Within the last year, multiple celebrities have been called out for appropriating black culture. Hunger Games star Amandla Stenberg made a video titled “Don’t Cash Crop On My Cornrows” that addressed the cultural appropriation of historically black hairstyles such as braids, twists and dreadlocks, and criticized other celebrities for not acknowledging the appropriation of black culture.
The members of the University of Miami’s African Student Union (ASU) took a different approach to the issue Wednesday night, questioning whether black Americans can appropriate African culture. A forum called “Cultural Appreciation or Cultural Appropriation” poised questions to the audience regarding black-American cultural appropriation and African cultural appropriation.

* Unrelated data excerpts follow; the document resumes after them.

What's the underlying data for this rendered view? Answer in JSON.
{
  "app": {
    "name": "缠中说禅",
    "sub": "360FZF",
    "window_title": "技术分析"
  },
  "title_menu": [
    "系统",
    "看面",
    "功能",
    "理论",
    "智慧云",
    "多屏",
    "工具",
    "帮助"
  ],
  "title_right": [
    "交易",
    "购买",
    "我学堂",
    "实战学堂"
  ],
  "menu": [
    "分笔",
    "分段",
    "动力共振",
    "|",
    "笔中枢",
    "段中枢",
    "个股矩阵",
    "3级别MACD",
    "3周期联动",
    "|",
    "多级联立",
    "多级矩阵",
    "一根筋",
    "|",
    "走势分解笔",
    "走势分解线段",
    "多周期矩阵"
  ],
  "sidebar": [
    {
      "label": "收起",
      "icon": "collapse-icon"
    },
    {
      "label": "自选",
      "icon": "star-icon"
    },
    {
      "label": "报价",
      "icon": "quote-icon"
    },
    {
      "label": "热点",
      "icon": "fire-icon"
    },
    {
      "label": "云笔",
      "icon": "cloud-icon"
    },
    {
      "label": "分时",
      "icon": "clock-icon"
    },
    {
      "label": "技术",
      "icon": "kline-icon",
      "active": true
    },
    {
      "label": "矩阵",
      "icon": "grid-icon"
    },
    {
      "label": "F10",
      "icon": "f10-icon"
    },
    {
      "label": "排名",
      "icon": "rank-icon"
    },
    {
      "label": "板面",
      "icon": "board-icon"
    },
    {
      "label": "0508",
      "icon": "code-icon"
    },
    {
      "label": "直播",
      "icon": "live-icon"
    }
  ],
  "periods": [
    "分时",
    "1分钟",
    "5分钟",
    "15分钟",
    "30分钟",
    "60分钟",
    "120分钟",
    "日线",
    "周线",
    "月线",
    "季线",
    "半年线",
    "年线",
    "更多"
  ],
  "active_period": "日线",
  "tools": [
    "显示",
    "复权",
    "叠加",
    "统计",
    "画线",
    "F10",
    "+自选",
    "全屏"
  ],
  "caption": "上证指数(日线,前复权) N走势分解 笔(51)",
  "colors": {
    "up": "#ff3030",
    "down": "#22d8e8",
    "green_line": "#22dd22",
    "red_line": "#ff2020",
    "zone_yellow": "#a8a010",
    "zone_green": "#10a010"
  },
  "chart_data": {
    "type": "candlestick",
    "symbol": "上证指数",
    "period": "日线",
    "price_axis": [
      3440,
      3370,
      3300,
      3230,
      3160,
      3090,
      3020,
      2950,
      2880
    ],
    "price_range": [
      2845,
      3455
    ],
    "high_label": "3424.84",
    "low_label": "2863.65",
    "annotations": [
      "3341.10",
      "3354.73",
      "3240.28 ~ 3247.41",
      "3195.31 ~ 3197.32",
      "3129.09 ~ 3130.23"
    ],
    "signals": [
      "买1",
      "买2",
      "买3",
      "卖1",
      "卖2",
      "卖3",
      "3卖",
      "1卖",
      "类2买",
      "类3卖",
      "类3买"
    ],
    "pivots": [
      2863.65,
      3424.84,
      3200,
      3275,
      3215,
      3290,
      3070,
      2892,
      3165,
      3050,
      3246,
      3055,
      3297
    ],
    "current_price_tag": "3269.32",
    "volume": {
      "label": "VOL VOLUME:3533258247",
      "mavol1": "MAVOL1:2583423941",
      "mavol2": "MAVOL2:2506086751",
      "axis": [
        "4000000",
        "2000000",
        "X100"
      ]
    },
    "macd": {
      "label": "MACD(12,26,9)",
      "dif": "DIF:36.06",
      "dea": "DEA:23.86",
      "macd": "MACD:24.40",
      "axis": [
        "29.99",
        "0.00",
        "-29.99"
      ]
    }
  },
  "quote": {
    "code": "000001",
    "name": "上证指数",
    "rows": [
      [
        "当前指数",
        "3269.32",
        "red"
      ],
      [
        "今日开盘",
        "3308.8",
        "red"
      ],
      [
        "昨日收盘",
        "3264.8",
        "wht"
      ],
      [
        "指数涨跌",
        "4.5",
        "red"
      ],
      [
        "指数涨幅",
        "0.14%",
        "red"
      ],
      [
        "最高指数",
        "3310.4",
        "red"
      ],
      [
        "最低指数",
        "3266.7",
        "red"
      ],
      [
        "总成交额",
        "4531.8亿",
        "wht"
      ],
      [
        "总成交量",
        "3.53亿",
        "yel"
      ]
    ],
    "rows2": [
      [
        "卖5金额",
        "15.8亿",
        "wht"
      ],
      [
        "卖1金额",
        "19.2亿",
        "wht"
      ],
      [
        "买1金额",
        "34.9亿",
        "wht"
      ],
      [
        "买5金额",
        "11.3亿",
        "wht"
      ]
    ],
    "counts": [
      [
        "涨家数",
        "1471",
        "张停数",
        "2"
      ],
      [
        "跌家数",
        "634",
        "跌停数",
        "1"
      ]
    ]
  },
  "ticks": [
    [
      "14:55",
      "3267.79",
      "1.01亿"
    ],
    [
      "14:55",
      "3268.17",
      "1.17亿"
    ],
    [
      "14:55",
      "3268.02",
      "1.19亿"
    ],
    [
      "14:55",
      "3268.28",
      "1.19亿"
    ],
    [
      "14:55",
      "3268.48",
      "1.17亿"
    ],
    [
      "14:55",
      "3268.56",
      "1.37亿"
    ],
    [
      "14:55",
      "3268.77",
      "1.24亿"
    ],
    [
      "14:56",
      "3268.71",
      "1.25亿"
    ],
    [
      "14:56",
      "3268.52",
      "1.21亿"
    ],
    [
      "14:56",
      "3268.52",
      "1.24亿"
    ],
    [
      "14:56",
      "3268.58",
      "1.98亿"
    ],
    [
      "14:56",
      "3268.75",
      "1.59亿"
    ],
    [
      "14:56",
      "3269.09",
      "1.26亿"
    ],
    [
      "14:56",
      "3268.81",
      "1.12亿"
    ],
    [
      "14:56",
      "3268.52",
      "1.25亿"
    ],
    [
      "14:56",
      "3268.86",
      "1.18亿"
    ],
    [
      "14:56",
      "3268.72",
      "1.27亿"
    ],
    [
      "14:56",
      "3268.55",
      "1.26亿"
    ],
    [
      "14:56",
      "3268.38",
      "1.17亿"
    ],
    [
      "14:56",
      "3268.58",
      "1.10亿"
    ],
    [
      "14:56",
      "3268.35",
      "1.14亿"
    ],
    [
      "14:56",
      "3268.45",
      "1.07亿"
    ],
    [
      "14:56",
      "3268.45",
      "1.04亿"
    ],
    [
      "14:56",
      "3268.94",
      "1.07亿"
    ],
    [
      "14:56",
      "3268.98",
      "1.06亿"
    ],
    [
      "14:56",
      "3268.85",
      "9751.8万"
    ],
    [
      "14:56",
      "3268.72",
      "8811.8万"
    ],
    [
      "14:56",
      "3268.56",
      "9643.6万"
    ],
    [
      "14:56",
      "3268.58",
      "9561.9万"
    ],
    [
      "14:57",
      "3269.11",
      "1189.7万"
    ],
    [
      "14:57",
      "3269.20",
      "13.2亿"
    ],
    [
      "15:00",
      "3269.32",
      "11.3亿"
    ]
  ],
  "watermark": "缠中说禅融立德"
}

During the discussion about whether black-American culture was being appropriated by non-black people, most in the audience agreed that it was. When it came to the question of whether black Americans can appropriate African culture, the audience did not come to a clear consensus. However, they did agree that it was a slippery slope between appreciation and appropriation.
“People try and say that it’s appropriating, but it’s really appreciating, because black Americans are just trying to feel connected because they don’t have a belonging,” said freshman Courtney Hamilton. “They’re just trying to find their identity through the African garb, the African clothing, the African tradition, so they can’t steal something that’s already a part of them.”
Senior Miriam Jock was born and raised in Nigeria, coming to the United States for college. She said that black Americans have the right to appropriate African culture if they are doing it to accept the fact that they came from Africa and are trying to connect with their roots.
However, she stated that black Americans should be fully invested in Africa to avoid appropriation.
“Not just appropriate the good and leave the bad,” Jock said.
As the night continued, the conversation provided both sides with insight into the other’s perspective on the matter of cultural appropriation and appreciation.
“Normally, we have just Africans in the ASU, but talking to the black Americans I get a different perspective. It made me be less judgmental,” Jock said.